S&P pointed out that PLDT’s EBITDA margins declined almost 600 basis points to 49.3 percent because of weaker margins at Digitel, intense competition, and higher marketing expenses, including subsidies.

“Margins were also undermined by a shifting revenue mix from the higher-margin SMS and international voice to the relatively lower-margin revenue streams of broadband and business process outsourcing,” it added.

After increasing by 21 percent of revenues this year, the rating agency said capital expenditures of PLDT would slow down to 20 percent of revenue starting 2013.

“Our view considers PLDT’s higher cash capital expenditure of P31 billion in 2011 and plans to increase it to P38.1 billion in 2012. The spending is part of the two-year network modernization program the company started in 2011,” S&P said.

It added that the P6-billion investments of PLDT in the media business (TV content production and direct-to-home business) would only have a marginal negative impact on the company’s operating and financial metrics. 

“In our view, the investments in TV5 and Cignal TV through MediaQuest Holdings Inc. will complement PLDT’s existing broadband business,” it added. 

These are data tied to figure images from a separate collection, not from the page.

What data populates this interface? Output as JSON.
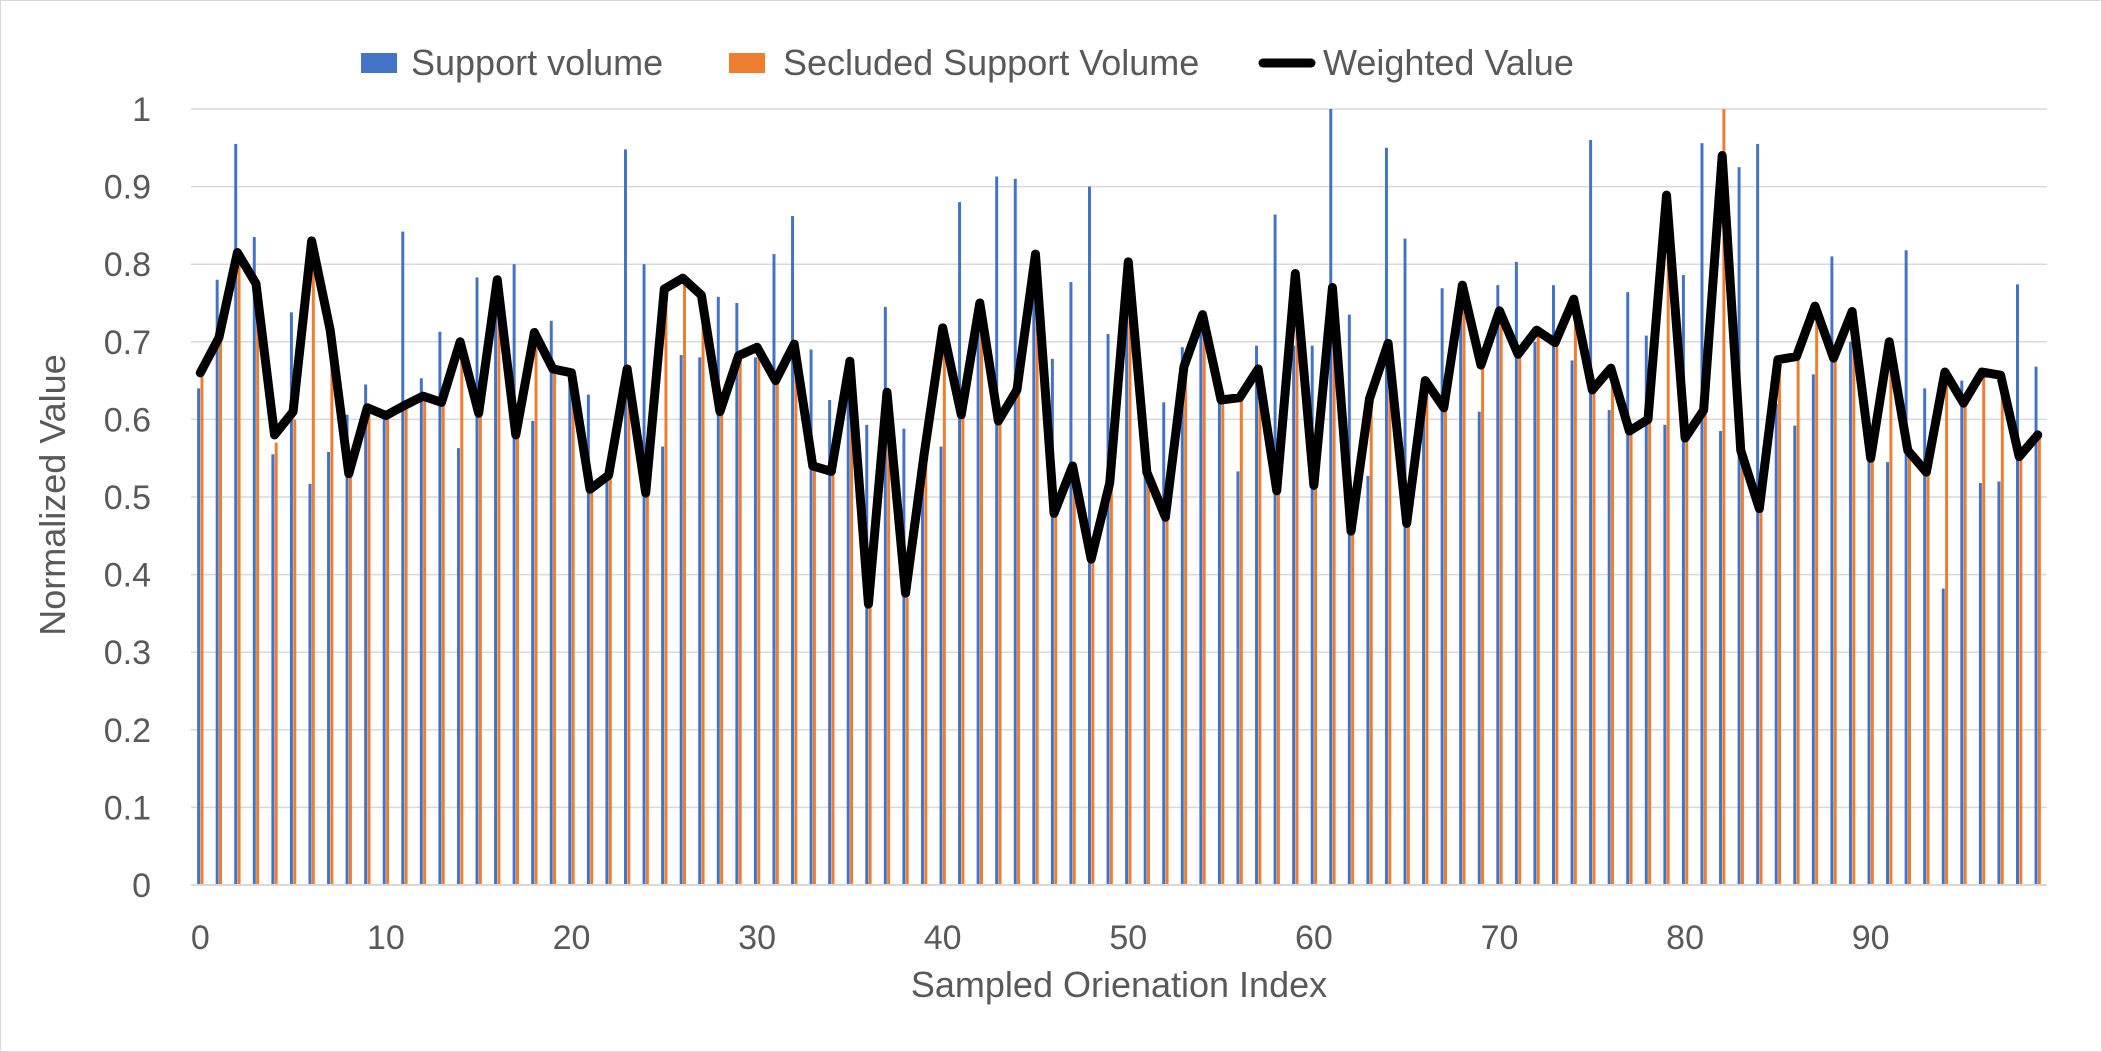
{
  "chart_data": {
    "type": "bar",
    "title": "",
    "xlabel": "Sampled Orienation Index",
    "ylabel": "Normalized Value",
    "ylim": [
      0,
      1
    ],
    "yticks": [
      "0",
      "0.1",
      "0.2",
      "0.3",
      "0.4",
      "0.5",
      "0.6",
      "0.7",
      "0.8",
      "0.9",
      "1"
    ],
    "xticks": [
      "0",
      "10",
      "20",
      "30",
      "40",
      "50",
      "60",
      "70",
      "80",
      "90"
    ],
    "x_range": [
      0,
      99
    ],
    "grid": "horizontal",
    "legend": "top",
    "series": [
      {
        "name": "Support volume",
        "type": "bar",
        "color": "#4472C4",
        "values": [
          0.64,
          0.78,
          0.955,
          0.835,
          0.555,
          0.738,
          0.517,
          0.558,
          0.606,
          0.645,
          0.6,
          0.842,
          0.653,
          0.713,
          0.563,
          0.783,
          0.775,
          0.8,
          0.598,
          0.727,
          0.66,
          0.632,
          0.532,
          0.948,
          0.8,
          0.565,
          0.683,
          0.68,
          0.758,
          0.75,
          0.68,
          0.813,
          0.862,
          0.69,
          0.625,
          0.63,
          0.593,
          0.745,
          0.588,
          0.55,
          0.565,
          0.88,
          0.732,
          0.913,
          0.91,
          0.765,
          0.678,
          0.777,
          0.9,
          0.71,
          0.79,
          0.54,
          0.622,
          0.693,
          0.715,
          0.638,
          0.533,
          0.695,
          0.864,
          0.695,
          0.695,
          1.0,
          0.735,
          0.527,
          0.95,
          0.833,
          0.62,
          0.769,
          0.77,
          0.61,
          0.773,
          0.803,
          0.7,
          0.773,
          0.676,
          0.96,
          0.612,
          0.764,
          0.708,
          0.593,
          0.786,
          0.956,
          0.585,
          0.925,
          0.955,
          0.62,
          0.592,
          0.658,
          0.81,
          0.7,
          0.551,
          0.545,
          0.818,
          0.64,
          0.382,
          0.65,
          0.518,
          0.52,
          0.774,
          0.668
        ]
      },
      {
        "name": "Secluded Support Volume",
        "type": "bar",
        "color": "#ED7D31",
        "values": [
          0.655,
          0.7,
          0.8,
          0.77,
          0.57,
          0.6,
          0.82,
          0.7,
          0.53,
          0.61,
          0.61,
          0.62,
          0.63,
          0.62,
          0.7,
          0.61,
          0.78,
          0.58,
          0.71,
          0.66,
          0.66,
          0.51,
          0.53,
          0.66,
          0.51,
          0.765,
          0.78,
          0.76,
          0.61,
          0.68,
          0.69,
          0.65,
          0.7,
          0.54,
          0.53,
          0.67,
          0.36,
          0.63,
          0.37,
          0.55,
          0.72,
          0.605,
          0.75,
          0.6,
          0.64,
          0.81,
          0.48,
          0.54,
          0.42,
          0.52,
          0.8,
          0.53,
          0.48,
          0.67,
          0.735,
          0.625,
          0.63,
          0.665,
          0.51,
          0.79,
          0.515,
          0.77,
          0.46,
          0.625,
          0.7,
          0.465,
          0.65,
          0.615,
          0.77,
          0.67,
          0.74,
          0.685,
          0.715,
          0.7,
          0.75,
          0.64,
          0.665,
          0.585,
          0.6,
          0.89,
          0.575,
          0.61,
          1.0,
          0.56,
          0.485,
          0.675,
          0.68,
          0.745,
          0.68,
          0.74,
          0.55,
          0.7,
          0.56,
          0.53,
          0.66,
          0.62,
          0.66,
          0.655,
          0.55,
          0.58
        ]
      },
      {
        "name": "Weighted Value",
        "type": "line",
        "color": "#000000",
        "values": [
          0.66,
          0.705,
          0.815,
          0.775,
          0.58,
          0.61,
          0.83,
          0.715,
          0.53,
          0.615,
          0.605,
          0.618,
          0.63,
          0.622,
          0.7,
          0.608,
          0.78,
          0.58,
          0.712,
          0.665,
          0.66,
          0.51,
          0.528,
          0.665,
          0.505,
          0.768,
          0.782,
          0.76,
          0.61,
          0.682,
          0.693,
          0.65,
          0.697,
          0.54,
          0.533,
          0.675,
          0.362,
          0.635,
          0.376,
          0.555,
          0.718,
          0.606,
          0.75,
          0.598,
          0.638,
          0.813,
          0.479,
          0.54,
          0.42,
          0.518,
          0.803,
          0.532,
          0.474,
          0.668,
          0.735,
          0.625,
          0.628,
          0.665,
          0.508,
          0.788,
          0.515,
          0.77,
          0.456,
          0.627,
          0.698,
          0.466,
          0.65,
          0.615,
          0.773,
          0.67,
          0.74,
          0.684,
          0.715,
          0.699,
          0.755,
          0.638,
          0.666,
          0.585,
          0.6,
          0.889,
          0.576,
          0.612,
          0.94,
          0.56,
          0.485,
          0.677,
          0.681,
          0.746,
          0.679,
          0.739,
          0.55,
          0.7,
          0.56,
          0.532,
          0.661,
          0.621,
          0.661,
          0.657,
          0.552,
          0.58
        ]
      }
    ]
  }
}
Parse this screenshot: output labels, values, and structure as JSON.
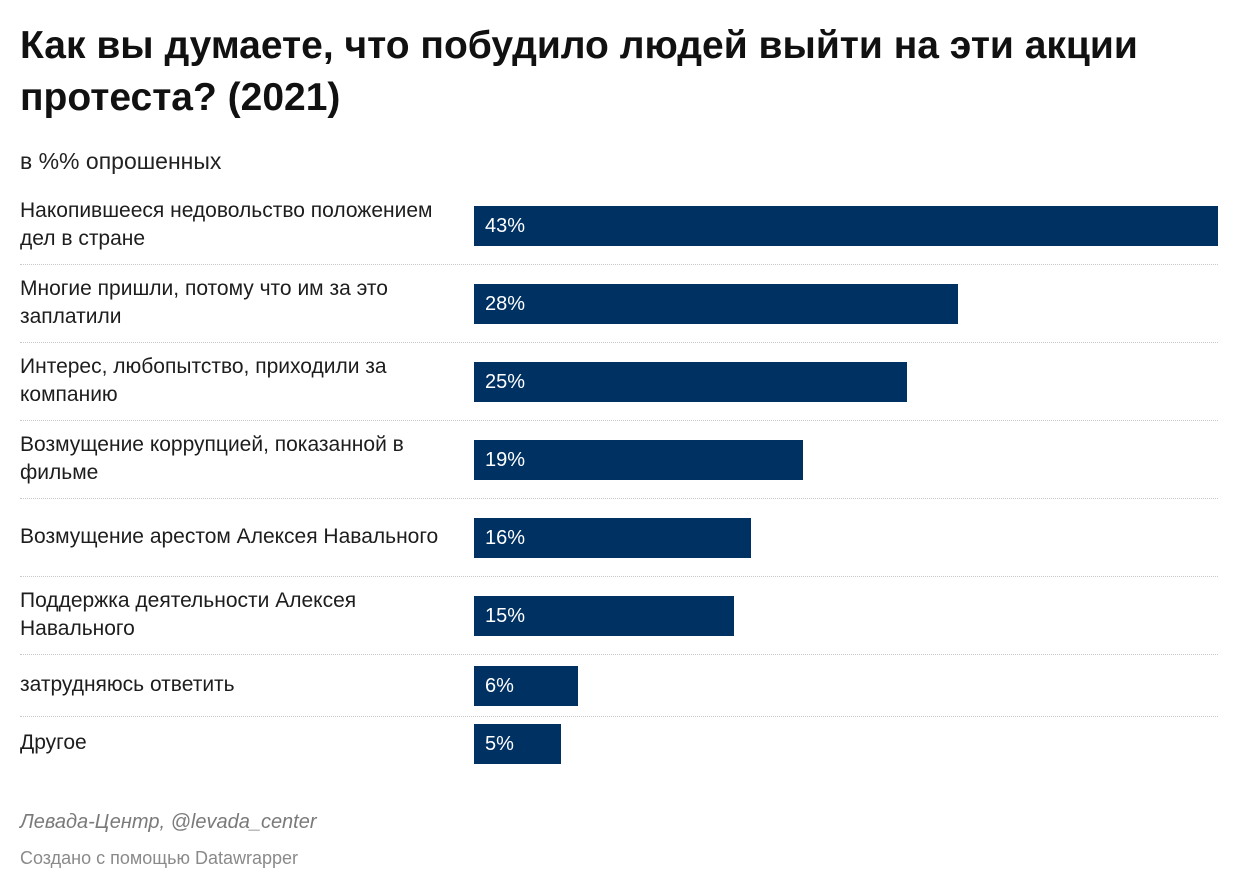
{
  "header": {
    "title": "Как вы думаете, что побудило людей выйти на эти акции протеста? (2021)",
    "subtitle": "в %% опрошенных"
  },
  "chart_data": {
    "type": "bar",
    "orientation": "horizontal",
    "categories": [
      "Накопившееся недовольство положением дел в стране",
      "Многие пришли, потому что им за это заплатили",
      "Интерес, любопытство, приходили за компанию",
      "Возмущение коррупцией, показанной в фильме",
      "Возмущение арестом Алексея Навального",
      "Поддержка деятельности Алексея Навального",
      "затрудняюсь ответить",
      "Другое"
    ],
    "values": [
      43,
      28,
      25,
      19,
      16,
      15,
      6,
      5
    ],
    "value_labels": [
      "43%",
      "28%",
      "25%",
      "19%",
      "16%",
      "15%",
      "6%",
      "5%"
    ],
    "xlim": [
      0,
      43
    ],
    "bar_color": "#003163",
    "value_label_color": "#ffffff"
  },
  "footer": {
    "source": "Левада-Центр, @levada_center",
    "credit": "Создано с помощью Datawrapper"
  }
}
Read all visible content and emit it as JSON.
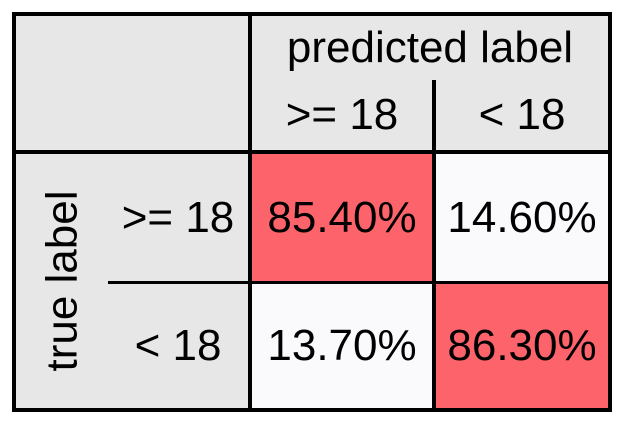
{
  "chart_data": {
    "type": "table",
    "title": "",
    "column_header": "predicted label",
    "row_header": "true label",
    "columns": [
      ">= 18",
      "< 18"
    ],
    "rows": [
      ">= 18",
      "< 18"
    ],
    "values": [
      [
        "85.40%",
        "14.60%"
      ],
      [
        "13.70%",
        "86.30%"
      ]
    ],
    "highlight_color": "#fc636b",
    "plain_color": "#fafafd",
    "header_color": "#e7e7e7"
  }
}
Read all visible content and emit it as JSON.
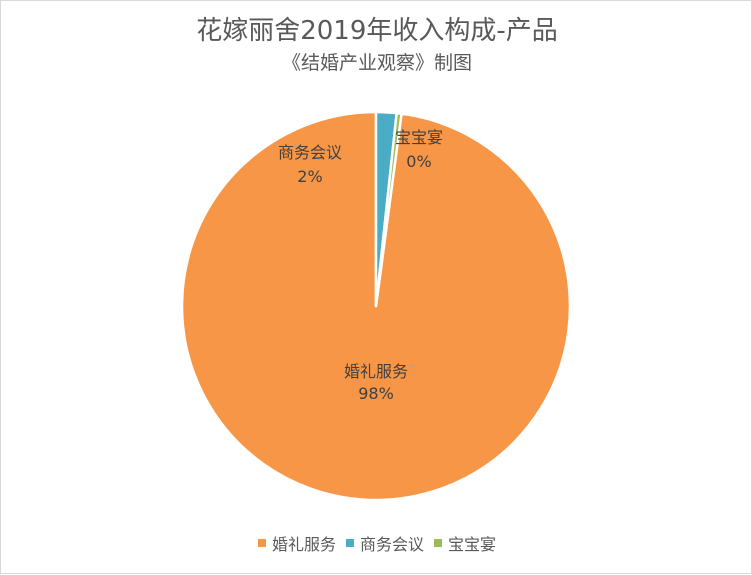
{
  "chart_data": {
    "type": "pie",
    "title": "花嫁丽舍2019年收入构成-产品",
    "subtitle": "《结婚产业观察》制图",
    "categories": [
      "婚礼服务",
      "商务会议",
      "宝宝宴"
    ],
    "values": [
      97.9,
      1.7,
      0.4
    ],
    "data_labels": [
      "98%",
      "2%",
      "0%"
    ],
    "colors": [
      "#F79646",
      "#4BACC6",
      "#9BBB59"
    ],
    "legend_position": "bottom"
  }
}
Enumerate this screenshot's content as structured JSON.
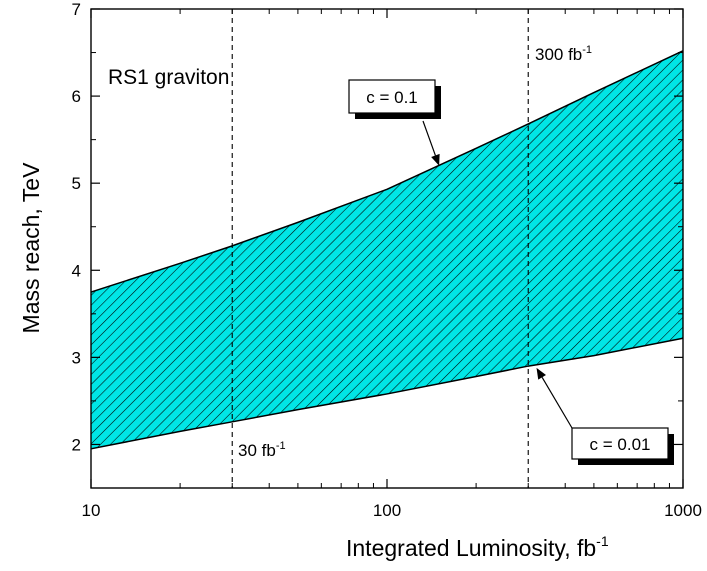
{
  "chart_data": {
    "type": "area",
    "xscale": "log",
    "xlim": [
      10,
      1000
    ],
    "ylim": [
      1.5,
      7
    ],
    "xlabel": "Integrated Luminosity, fb",
    "xlabel_sup": "-1",
    "ylabel": "Mass reach, TeV",
    "x_ticks": [
      10,
      100,
      1000
    ],
    "x_tick_labels": [
      "10",
      "100",
      "1000"
    ],
    "y_ticks": [
      2,
      3,
      4,
      5,
      6,
      7
    ],
    "y_tick_labels": [
      "2",
      "3",
      "4",
      "5",
      "6",
      "7"
    ],
    "fill_color": "#00e6e6",
    "hatch_color": "#000000",
    "series": [
      {
        "name": "c = 0.1",
        "x": [
          10,
          20,
          30,
          50,
          100,
          200,
          300,
          500,
          1000
        ],
        "y": [
          3.75,
          4.08,
          4.28,
          4.55,
          4.93,
          5.4,
          5.68,
          6.04,
          6.52
        ]
      },
      {
        "name": "c = 0.01",
        "x": [
          10,
          20,
          30,
          50,
          100,
          200,
          300,
          500,
          1000
        ],
        "y": [
          1.95,
          2.15,
          2.26,
          2.4,
          2.58,
          2.78,
          2.9,
          3.02,
          3.22
        ]
      }
    ],
    "vlines": [
      {
        "x": 30,
        "label": "30 fb",
        "sup": "-1"
      },
      {
        "x": 300,
        "label": "300 fb",
        "sup": "-1"
      }
    ],
    "annotations": [
      {
        "text": "RS1 graviton"
      },
      {
        "text": "c = 0.1",
        "arrow_to": [
          150,
          5.2
        ]
      },
      {
        "text": "c = 0.01",
        "arrow_to": [
          320,
          2.88
        ]
      }
    ]
  }
}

PLDT is the only Philippine company that has been given investment credit ratings by three of the leading credit rating agencies - New York-based Moody’s Investors Service and Standard & Poor’s as well as London-based Fitch Ratings.

Last July 5, S&P raised the long-term foreign currency credit rating of PLDT to BBB- or one notch below investment grade with a stable outlook from BB+ or one notch below investment grade with a positive outlook.